Ampel will verschärfte Strafen für Kinderpornographie korrigieren

Das Strafgesetzbuch in einer Bibliothek, über dts

Wegen massiver Kritik von Richtern und Staatsanwälten will die Ampel die verschärften Strafen für Kinderpornographie korrigieren und für Bagatellfälle eine Neuregelung schaffen.

Das berichtet die FAZ (Montagsausgabe). Vor zwei Jahren hatte die damalige große Koalition beschlossen, Kinderpornographie als Verbrechen einzustufen, die Mindeststrafe beträgt ein Jahr Haft, Einstellungen von Verfahren sind nicht möglich.

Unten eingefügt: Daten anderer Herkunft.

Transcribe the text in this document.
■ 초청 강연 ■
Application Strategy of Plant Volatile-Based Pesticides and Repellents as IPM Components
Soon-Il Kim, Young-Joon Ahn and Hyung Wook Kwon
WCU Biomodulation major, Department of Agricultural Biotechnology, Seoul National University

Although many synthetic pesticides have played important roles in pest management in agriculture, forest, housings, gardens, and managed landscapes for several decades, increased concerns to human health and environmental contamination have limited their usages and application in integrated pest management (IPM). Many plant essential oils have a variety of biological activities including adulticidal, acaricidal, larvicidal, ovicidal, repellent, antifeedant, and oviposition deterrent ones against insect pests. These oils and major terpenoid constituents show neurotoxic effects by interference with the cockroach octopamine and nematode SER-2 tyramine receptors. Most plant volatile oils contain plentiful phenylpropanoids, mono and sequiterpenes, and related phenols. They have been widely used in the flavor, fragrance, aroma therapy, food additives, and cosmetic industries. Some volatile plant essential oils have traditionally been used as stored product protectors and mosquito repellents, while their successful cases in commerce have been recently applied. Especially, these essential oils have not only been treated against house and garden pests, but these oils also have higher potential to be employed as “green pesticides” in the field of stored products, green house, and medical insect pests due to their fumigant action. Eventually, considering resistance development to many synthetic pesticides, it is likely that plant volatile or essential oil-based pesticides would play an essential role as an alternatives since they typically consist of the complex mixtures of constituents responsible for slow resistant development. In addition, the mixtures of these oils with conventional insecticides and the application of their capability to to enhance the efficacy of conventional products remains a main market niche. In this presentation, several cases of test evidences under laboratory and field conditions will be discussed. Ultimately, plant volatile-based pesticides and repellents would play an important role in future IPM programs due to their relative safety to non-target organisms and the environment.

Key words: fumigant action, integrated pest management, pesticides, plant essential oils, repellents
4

Rechtspolitiker von SPD, Grünen und FDP beraten nun darüber, wie eine Lösung für Fälle aussehen könnte, deren Unrechtsgehalt geringer ist – etwa wenn Eltern, Lehrer oder Schüler auf Fälle von Kinderpornographie hinweisen, indem sie Missbrauchsdarstellungen weiterleiten. Oder wenn Jugendliche einander Nacktfotos von sich selbst schicken. Nach geltendem Recht müssten sie zu einem Jahr Haft verurteilt werden. Der Bundesgeschäftsführer des Deutschen Richterbunds, Sven Rebehn, sagte der FAZ: „Aus Sicht der Justizpraxis ist eine Korrektur der 2021 drastisch verschärften Strafvorschriften gegen Kindesmissbrauch und Kinderpornographie dringend erforderlich.“ Der Parlamentarische Geschäftsführer der SPD-Fraktion, Johannes Fechner, sagte der FAZ: „Staatsanwälte brauchen die Möglichkeit, bei Bagatellfällen von der Strafverfolgung absehen zu können.“ Durch diese Fälle werde zu viel Personal gebunden, das dringend für die Verfolgung von schweren Sexualstraftaten benötigt werde. Die grüne Rechtspolitikerin Canan Bayram plädiert dafür, in die Norm einen minderschweren Fall aufzunehmen, etwa für Konstellationen, in denen der Altersunterschied zwischen Täter und Opfer gering ist und die Betroffenen die Abbildung selbst angefertigt haben. „Das Strafrecht muss Ultima Ratio bleiben, und die Staatsanwaltschaften und Gerichte müssen die Möglichkeit haben, auf die verschiedenen Fallkonstellationen tat- und schuldangemessen reagieren zu können“, sagte Bayram der FAZ. Auch der Parlamentarische Geschäftsführer der FDP-Fraktion, Stephan Thomae, sieht Handlungsbedarf. „Die Rechtsprechung kommt mit der letzten Reform nicht zu sachgerechten Ergebnissen“, so Thomae gegenüber der FAZ. Eine Sprecherin des Bundesjustizministeriums teilte mit, der gesetzgeberische Handlungsbedarf und mögliche Handlungsoptionen würden geprüft.